WASHINGTON – Automatic cuts in federal spending will cost the economy more than 2 million jobs, from defense contracting to border security to education, if Congress fails to resolve the looming budget crisis, according to an analysis released Tuesday.
The study, obtained by The Associated Press, was conducted for the Aerospace Industries Association, but it examined the shared pain for defense and domestic programs from the across-the-board reductions slated to kick in Jan. 2. The cuts would reduce the nation's gross domestic product by $215 billion next year while consumer confidence would plummet, said the report by Dr. Stephen Fuller of George Mason University and Chmura Economics and Analytics.
"If they are allowed to occur as currently scheduled, the long-term consequences will permanently alter the course of the U.S. economy's performance, changing its competitive position in the global economy," said the report.
The analysis is similar to other cautionary reports that have emerged in recent months from independent organizations that analyze federal spending and the process known in Washington as sequestration. All the reports carry a degree of uncertainty as the government hasn't spelled out where it would make the cuts.
The Aerospace Industries Association is a trade group that represents manufacturers of military and business aircraft, space systems and other technology. At stake for these companies are billions of dollars of contracts and they are campaigning hard against the spending cuts.
Its report comes amid a cacophony of election-year demands and partisan backbiting over how to avert the impending cuts that will only grow louder in the coming weeks.
Republicans are certain to seize on the dire numbers as they insist that President Barack Obama is ignoring a critical problem and is willing to make deep cuts in the military. Democrats will use the estimates to demand that the GOP accept tax increases on high wage earners as part of any alternative to implementing the cuts.
The House is scheduled to vote this week on legislation forcing the Obama administration to explain how it will impose the automatic cuts. Top officials from major defense contractors such as Lockheed Martin, EADS, Pratt and Whitney and Williams-Pyro are slated to testify before the House Armed Services Committee on Wednesday as they clamor for Congress to avoid the cuts.
Then, on Aug. 1, Jeffrey Zients, acting head of the Office of Management and Budget, and Deputy Defense Secretary Ashton Carter will be questioned by the panel on how the administration plans to make $55 billion in defense cuts next year.
Unless Obama and congressional Republicans and Democrats can agree on a plan to stave off the cuts, the military will face a reduction of $492 billion over a decade, with a $55 billion cut beginning in January, three months into the fiscal year. Domestic programs also would be reduced by $492 billion over 10 years.

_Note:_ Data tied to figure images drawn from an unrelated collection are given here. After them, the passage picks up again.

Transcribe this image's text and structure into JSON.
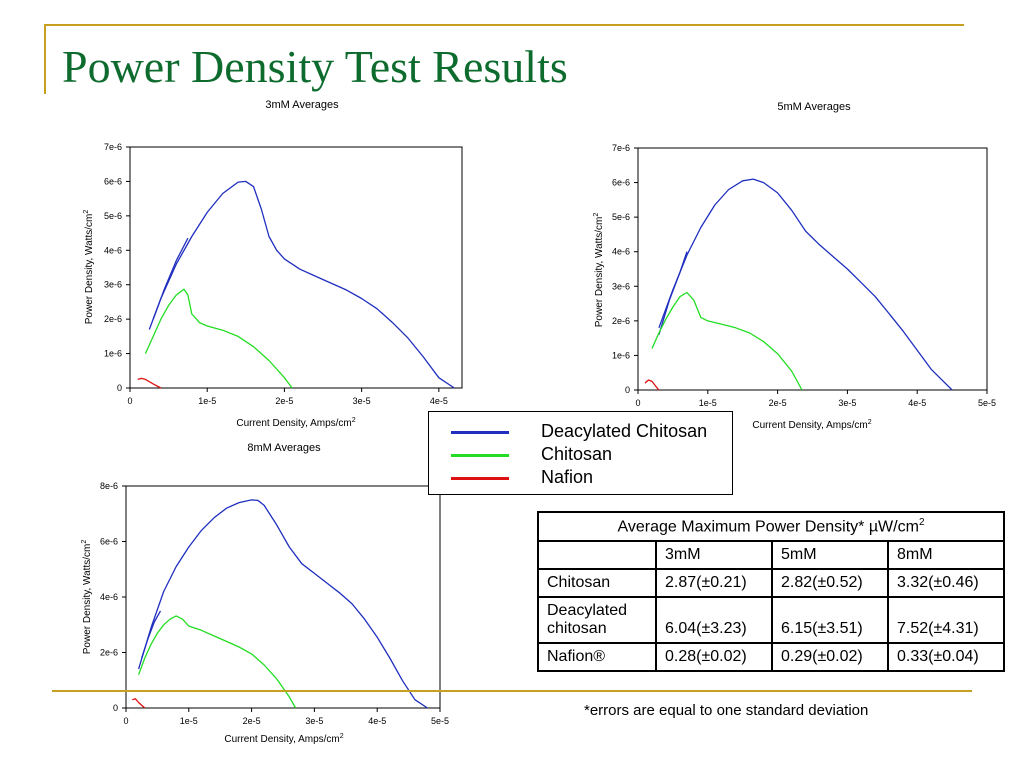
{
  "slide": {
    "title": "Power Density Test Results",
    "footnote": "*errors are equal to one standard deviation"
  },
  "colors": {
    "deacylated": "#1f2fbf",
    "chitosan": "#22dd22",
    "nafion": "#dd1111",
    "accent": "#c8a020",
    "title": "#0e6b2e"
  },
  "legend": [
    {
      "label": "Deacylated Chitosan",
      "color": "#1f2fbf"
    },
    {
      "label": "Chitosan",
      "color": "#22dd22"
    },
    {
      "label": "Nafion",
      "color": "#dd1111"
    }
  ],
  "chart_data": [
    {
      "type": "line",
      "title": "3mM Averages",
      "xlabel": "Current Density, Amps/cm",
      "ylabel": "Power Density, Watts/cm",
      "label_superscript": "2",
      "xlim": [
        0,
        4.3e-05
      ],
      "ylim": [
        0,
        7e-06
      ],
      "xticks": [
        0,
        1e-05,
        2e-05,
        3e-05,
        4e-05
      ],
      "xtick_labels": [
        "0",
        "1e-5",
        "2e-5",
        "3e-5",
        "4e-5"
      ],
      "yticks": [
        0,
        1e-06,
        2e-06,
        3e-06,
        4e-06,
        5e-06,
        6e-06,
        7e-06
      ],
      "ytick_labels": [
        "0",
        "1e-6",
        "2e-6",
        "3e-6",
        "4e-6",
        "5e-6",
        "6e-6",
        "7e-6"
      ],
      "series": [
        {
          "name": "Deacylated Chitosan",
          "color": "#1f2fbf",
          "points": [
            [
              2.5e-06,
              1.7e-06
            ],
            [
              4e-06,
              2.6e-06
            ],
            [
              6e-06,
              3.6e-06
            ],
            [
              8e-06,
              4.4e-06
            ],
            [
              1e-05,
              5.1e-06
            ],
            [
              1.2e-05,
              5.65e-06
            ],
            [
              1.4e-05,
              5.98e-06
            ],
            [
              1.5e-05,
              6e-06
            ],
            [
              1.6e-05,
              5.85e-06
            ],
            [
              1.7e-05,
              5.2e-06
            ],
            [
              1.8e-05,
              4.4e-06
            ],
            [
              1.9e-05,
              4e-06
            ],
            [
              2e-05,
              3.75e-06
            ],
            [
              2.2e-05,
              3.45e-06
            ],
            [
              2.4e-05,
              3.25e-06
            ],
            [
              2.6e-05,
              3.05e-06
            ],
            [
              2.8e-05,
              2.85e-06
            ],
            [
              3e-05,
              2.6e-06
            ],
            [
              3.2e-05,
              2.3e-06
            ],
            [
              3.4e-05,
              1.9e-06
            ],
            [
              3.6e-05,
              1.45e-06
            ],
            [
              3.8e-05,
              9e-07
            ],
            [
              4e-05,
              3e-07
            ],
            [
              4.2e-05,
              0
            ]
          ]
        },
        {
          "name": "Deacylated Chitosan",
          "color": "#1f2fbf",
          "points": [
            [
              3e-06,
              2e-06
            ],
            [
              4.5e-06,
              2.9e-06
            ],
            [
              6e-06,
              3.7e-06
            ],
            [
              7.5e-06,
              4.35e-06
            ]
          ]
        },
        {
          "name": "Chitosan",
          "color": "#22dd22",
          "points": [
            [
              2e-06,
              1e-06
            ],
            [
              3e-06,
              1.5e-06
            ],
            [
              4e-06,
              2e-06
            ],
            [
              5e-06,
              2.4e-06
            ],
            [
              6e-06,
              2.7e-06
            ],
            [
              7e-06,
              2.87e-06
            ],
            [
              7.5e-06,
              2.7e-06
            ],
            [
              8e-06,
              2.15e-06
            ],
            [
              9e-06,
              1.9e-06
            ],
            [
              1e-05,
              1.8e-06
            ],
            [
              1.2e-05,
              1.68e-06
            ],
            [
              1.4e-05,
              1.5e-06
            ],
            [
              1.6e-05,
              1.2e-06
            ],
            [
              1.8e-05,
              8e-07
            ],
            [
              2e-05,
              3e-07
            ],
            [
              2.1e-05,
              0
            ]
          ]
        },
        {
          "name": "Nafion",
          "color": "#dd1111",
          "points": [
            [
              1e-06,
              2.5e-07
            ],
            [
              1.5e-06,
              2.8e-07
            ],
            [
              2e-06,
              2.5e-07
            ],
            [
              3e-06,
              1.2e-07
            ],
            [
              4e-06,
              0
            ]
          ]
        }
      ]
    },
    {
      "type": "line",
      "title": "5mM Averages",
      "xlabel": "Current Density, Amps/cm",
      "ylabel": "Power Density, Watts/cm",
      "label_superscript": "2",
      "xlim": [
        0,
        5e-05
      ],
      "ylim": [
        0,
        7e-06
      ],
      "xticks": [
        0,
        1e-05,
        2e-05,
        3e-05,
        4e-05,
        5e-05
      ],
      "xtick_labels": [
        "0",
        "1e-5",
        "2e-5",
        "3e-5",
        "4e-5",
        "5e-5"
      ],
      "yticks": [
        0,
        1e-06,
        2e-06,
        3e-06,
        4e-06,
        5e-06,
        6e-06,
        7e-06
      ],
      "ytick_labels": [
        "0",
        "1e-6",
        "2e-6",
        "3e-6",
        "4e-6",
        "5e-6",
        "6e-6",
        "7e-6"
      ],
      "series": [
        {
          "name": "Deacylated Chitosan",
          "color": "#1f2fbf",
          "points": [
            [
              3e-06,
              1.8e-06
            ],
            [
              5e-06,
              2.9e-06
            ],
            [
              7e-06,
              3.9e-06
            ],
            [
              9e-06,
              4.7e-06
            ],
            [
              1.1e-05,
              5.35e-06
            ],
            [
              1.3e-05,
              5.8e-06
            ],
            [
              1.5e-05,
              6.05e-06
            ],
            [
              1.65e-05,
              6.1e-06
            ],
            [
              1.8e-05,
              6e-06
            ],
            [
              2e-05,
              5.7e-06
            ],
            [
              2.2e-05,
              5.2e-06
            ],
            [
              2.4e-05,
              4.6e-06
            ],
            [
              2.6e-05,
              4.2e-06
            ],
            [
              2.8e-05,
              3.85e-06
            ],
            [
              3e-05,
              3.5e-06
            ],
            [
              3.2e-05,
              3.1e-06
            ],
            [
              3.4e-05,
              2.7e-06
            ],
            [
              3.6e-05,
              2.2e-06
            ],
            [
              3.8e-05,
              1.7e-06
            ],
            [
              4e-05,
              1.15e-06
            ],
            [
              4.2e-05,
              6e-07
            ],
            [
              4.5e-05,
              0
            ]
          ]
        },
        {
          "name": "Deacylated Chitosan",
          "color": "#1f2fbf",
          "points": [
            [
              3e-06,
              1.6e-06
            ],
            [
              4.5e-06,
              2.6e-06
            ],
            [
              6e-06,
              3.4e-06
            ],
            [
              7e-06,
              4e-06
            ]
          ]
        },
        {
          "name": "Chitosan",
          "color": "#22dd22",
          "points": [
            [
              2e-06,
              1.2e-06
            ],
            [
              3e-06,
              1.65e-06
            ],
            [
              4e-06,
              2.05e-06
            ],
            [
              5e-06,
              2.4e-06
            ],
            [
              6e-06,
              2.7e-06
            ],
            [
              7e-06,
              2.82e-06
            ],
            [
              8e-06,
              2.6e-06
            ],
            [
              9e-06,
              2.1e-06
            ],
            [
              1e-05,
              2e-06
            ],
            [
              1.2e-05,
              1.9e-06
            ],
            [
              1.4e-05,
              1.8e-06
            ],
            [
              1.6e-05,
              1.65e-06
            ],
            [
              1.8e-05,
              1.4e-06
            ],
            [
              2e-05,
              1.05e-06
            ],
            [
              2.2e-05,
              5.5e-07
            ],
            [
              2.35e-05,
              0
            ]
          ]
        },
        {
          "name": "Nafion",
          "color": "#dd1111",
          "points": [
            [
              1e-06,
              2e-07
            ],
            [
              1.5e-06,
              2.9e-07
            ],
            [
              2e-06,
              2.5e-07
            ],
            [
              2.5e-06,
              1.2e-07
            ],
            [
              3e-06,
              0
            ]
          ]
        }
      ]
    },
    {
      "type": "line",
      "title": "8mM Averages",
      "xlabel": "Current Density, Amps/cm",
      "ylabel": "Power Density, Watts/cm",
      "label_superscript": "2",
      "xlim": [
        0,
        5e-05
      ],
      "ylim": [
        0,
        8e-06
      ],
      "xticks": [
        0,
        1e-05,
        2e-05,
        3e-05,
        4e-05,
        5e-05
      ],
      "xtick_labels": [
        "0",
        "1e-5",
        "2e-5",
        "3e-5",
        "4e-5",
        "5e-5"
      ],
      "yticks": [
        0,
        2e-06,
        4e-06,
        6e-06,
        8e-06
      ],
      "ytick_labels": [
        "0",
        "2e-6",
        "4e-6",
        "6e-6",
        "8e-6"
      ],
      "series": [
        {
          "name": "Deacylated Chitosan",
          "color": "#1f2fbf",
          "points": [
            [
              2e-06,
              1.4e-06
            ],
            [
              4e-06,
              2.9e-06
            ],
            [
              6e-06,
              4.2e-06
            ],
            [
              8e-06,
              5.1e-06
            ],
            [
              1e-05,
              5.8e-06
            ],
            [
              1.2e-05,
              6.4e-06
            ],
            [
              1.4e-05,
              6.85e-06
            ],
            [
              1.6e-05,
              7.2e-06
            ],
            [
              1.8e-05,
              7.4e-06
            ],
            [
              2e-05,
              7.5e-06
            ],
            [
              2.1e-05,
              7.48e-06
            ],
            [
              2.2e-05,
              7.3e-06
            ],
            [
              2.4e-05,
              6.6e-06
            ],
            [
              2.6e-05,
              5.8e-06
            ],
            [
              2.8e-05,
              5.2e-06
            ],
            [
              3e-05,
              4.85e-06
            ],
            [
              3.2e-05,
              4.5e-06
            ],
            [
              3.4e-05,
              4.15e-06
            ],
            [
              3.6e-05,
              3.75e-06
            ],
            [
              3.8e-05,
              3.2e-06
            ],
            [
              4e-05,
              2.55e-06
            ],
            [
              4.2e-05,
              1.8e-06
            ],
            [
              4.4e-05,
              1e-06
            ],
            [
              4.6e-05,
              3e-07
            ],
            [
              4.8e-05,
              0
            ]
          ]
        },
        {
          "name": "Deacylated Chitosan",
          "color": "#1f2fbf",
          "points": [
            [
              2.5e-06,
              1.8e-06
            ],
            [
              3.5e-06,
              2.5e-06
            ],
            [
              4.5e-06,
              3.1e-06
            ],
            [
              5.5e-06,
              3.5e-06
            ]
          ]
        },
        {
          "name": "Chitosan",
          "color": "#22dd22",
          "points": [
            [
              2e-06,
              1.2e-06
            ],
            [
              3e-06,
              1.8e-06
            ],
            [
              4e-06,
              2.3e-06
            ],
            [
              5e-06,
              2.7e-06
            ],
            [
              6e-06,
              3e-06
            ],
            [
              7e-06,
              3.2e-06
            ],
            [
              8e-06,
              3.32e-06
            ],
            [
              9e-06,
              3.2e-06
            ],
            [
              1e-05,
              2.95e-06
            ],
            [
              1.2e-05,
              2.8e-06
            ],
            [
              1.4e-05,
              2.6e-06
            ],
            [
              1.6e-05,
              2.4e-06
            ],
            [
              1.8e-05,
              2.2e-06
            ],
            [
              2e-05,
              1.95e-06
            ],
            [
              2.2e-05,
              1.55e-06
            ],
            [
              2.4e-05,
              1.05e-06
            ],
            [
              2.6e-05,
              4e-07
            ],
            [
              2.7e-05,
              0
            ]
          ]
        },
        {
          "name": "Nafion",
          "color": "#dd1111",
          "points": [
            [
              1e-06,
              3e-07
            ],
            [
              1.5e-06,
              3.3e-07
            ],
            [
              2e-06,
              2e-07
            ],
            [
              3e-06,
              0
            ]
          ]
        }
      ]
    },
    {
      "type": "table",
      "title": "Average Maximum Power Density* µW/cm",
      "title_superscript": "2",
      "columns": [
        "",
        "3mM",
        "5mM",
        "8mM"
      ],
      "rows": [
        [
          "Chitosan",
          "2.87(±0.21)",
          "2.82(±0.52)",
          "3.32(±0.46)"
        ],
        [
          "Deacylated chitosan",
          "6.04(±3.23)",
          "6.15(±3.51)",
          "7.52(±4.31)"
        ],
        [
          "Nafion®",
          "0.28(±0.02)",
          "0.29(±0.02)",
          "0.33(±0.04)"
        ]
      ]
    }
  ]
}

The automatic cuts, known as sequestration, are the result of the failure last year of a bipartisan congressional panel to come up with a plan to cut the deficit by $1.2 trillion over 10 years. The panel had been created in the hard-fought budget law passed last summer that reduced government spending while raising the nation's borrowing authority. Decisions on across-the-board reductions, the expiration of Bush-era tax cuts and another effort to increase the country's borrowing authority are part of a packed congressional agenda after the November elections.
Using the issue as leverage, Democrats have signaled they are willing to allow the automatic cuts if Republicans continue to rebuff calls to raise taxes on those Americans making more than $250,000 a year.
Based on analyses by the Congressional Research Service and other data, the report estimated that the automatic cuts would translate into a 1.5 percentage point increase in unemployment, which now stands at 8.2 percent in a sluggish economic recovery.
The report estimated a loss of 1.09 million jobs from the defense cuts next year, with almost 70 percent from manufacturing and professional and business service jobs. Cuts in domestic spending would result in 1.05 million jobs lost, the report estimated.
"The federal agencies haven't said what they would cut back," Fuller said in an interview of the domestic cuts. "They don't have too many choices because most of their budget is payroll, where the Defense Department has more choices because most of its budget isn't payroll."
Republicans and Democrats remain deeply divided over how to stave off the cuts, though various groups of senators have been trying to come up with a resolution.
Sen. John McCain, the top Republican on the Senate Armed Services Committee, has been talking privately with the panel's chairman, Democrat Carl Levin of Michigan, Sen. John Kerry, D-Mass., Lindsey Graham, R-S.C., and other lawmakers about various options to avert the cuts, including a $110 billion, one-year plan that would include closing tax loopholes.
He faces a tough challenge in securing strong bipartisan support, a reality underscored by House Speaker John Boehner's contention that closing tax loopholes should be part of a deal for tax reform rather than a way to avert the defense cuts.
Marion Blakey, president and chief executive officer of the Aerospace Industries Association, said the industry did not want to offer an opinion on what solution would be best.
"We would expect that in this situation, rational behavior will take hold," she said in an interview. She said it was imperative because the cuts only provide a short-term benefit.
"This isn't addressing the fundamentals in any way," she said. "What it's doing is driving our economy back into a recession for an anticipated short-term nick on the debt. That's all it is."